A judge signed Warren Hill’s death warrant Friday, three days after Georgia executed Andrew Brannan for murdering a Laurens County deputy. This is Hill’s fourth execution date since 2012.
Hill’s lawyers say he should not be executed because he is intellectually disabled.
The claim has drawn national attention because two judges found him to be intellectually disabled but ruled Hill’s status did not meet Georgia’s stringent disability threshold that would make it unconstitutional to put him to death. Georgia requires proof beyond a reasonable doubt of intellectual disability to avoid the death penalty. Twenty-one states require that convicted murderers are ineligible if it is “more likely than not” that they are intellectually disabled.
“All of the states’ experts have agreed, and in fact no expert who has ever examined Mr. Hill disputes, that he has (an) intellectual disability,” said Brian Kammer, Hill’s lawyer. “The only reason that he is now at risk of execution is that Georgia’s standard – requiring capital defendants to prove they have intellectual disability beyond a reasonable doubt – is not science-based and inherently denies people like Mr. Hill from receiving the protection which the U.S. Supreme Court has ordered.”
While the state moves ahead with Hill’s execution, he has an appeal pending before the Georgia Supreme Court challenging the state’s high threshold for finding someone ineligible for the death penalty.

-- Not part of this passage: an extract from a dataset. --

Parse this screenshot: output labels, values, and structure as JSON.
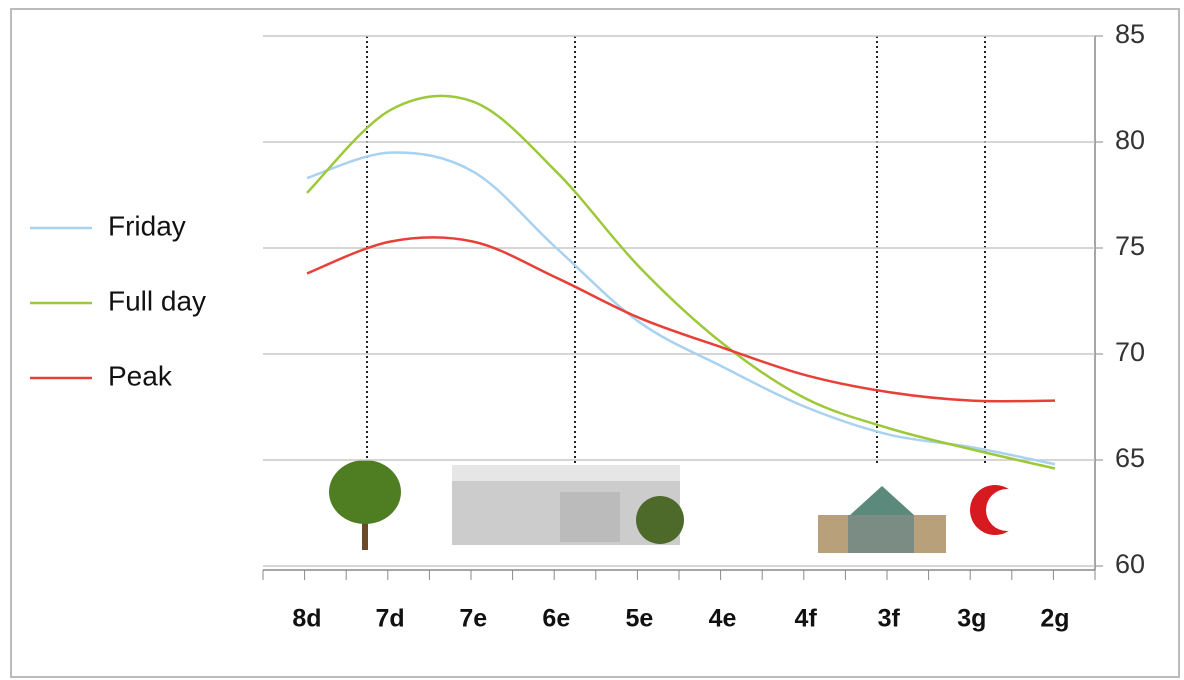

The state Supreme Court can stop the execution to consider the appeal, but if it does not the sentence will be carried out.
Hill was sentenced to die for murdering his cellmate in a state prison more than 23 years ago, where he was serving a life sentence for murdering his 18-year-old girlfriend. Hill attacked a sleeping Joseph Handspike with a nail-studded board, claiming Handspike made an unwanted sexual advance.
Hill has seen three execution dates come and go.
He was scheduled to die in 2012. But the Georgia Supreme Court stopped it so his lawyers could challenge a Department of Corrections’ decision to change lethal injection drugs without first getting public comment. The justices ruled against Hill.
A second execution date was set for 2013, but a federal appeals court stopped it so the judges could decide if Hill could file an appeal challenging the circumstances of his trial. They ruled he could not.
A Fulton County judge stopped a third execution, also in 2013, to hear Hill’s challenge of the Georgia law that made secret the source of the state’s lethal injection drugs. In May, the Georgia Supreme Court upheld the state’s secrecy law.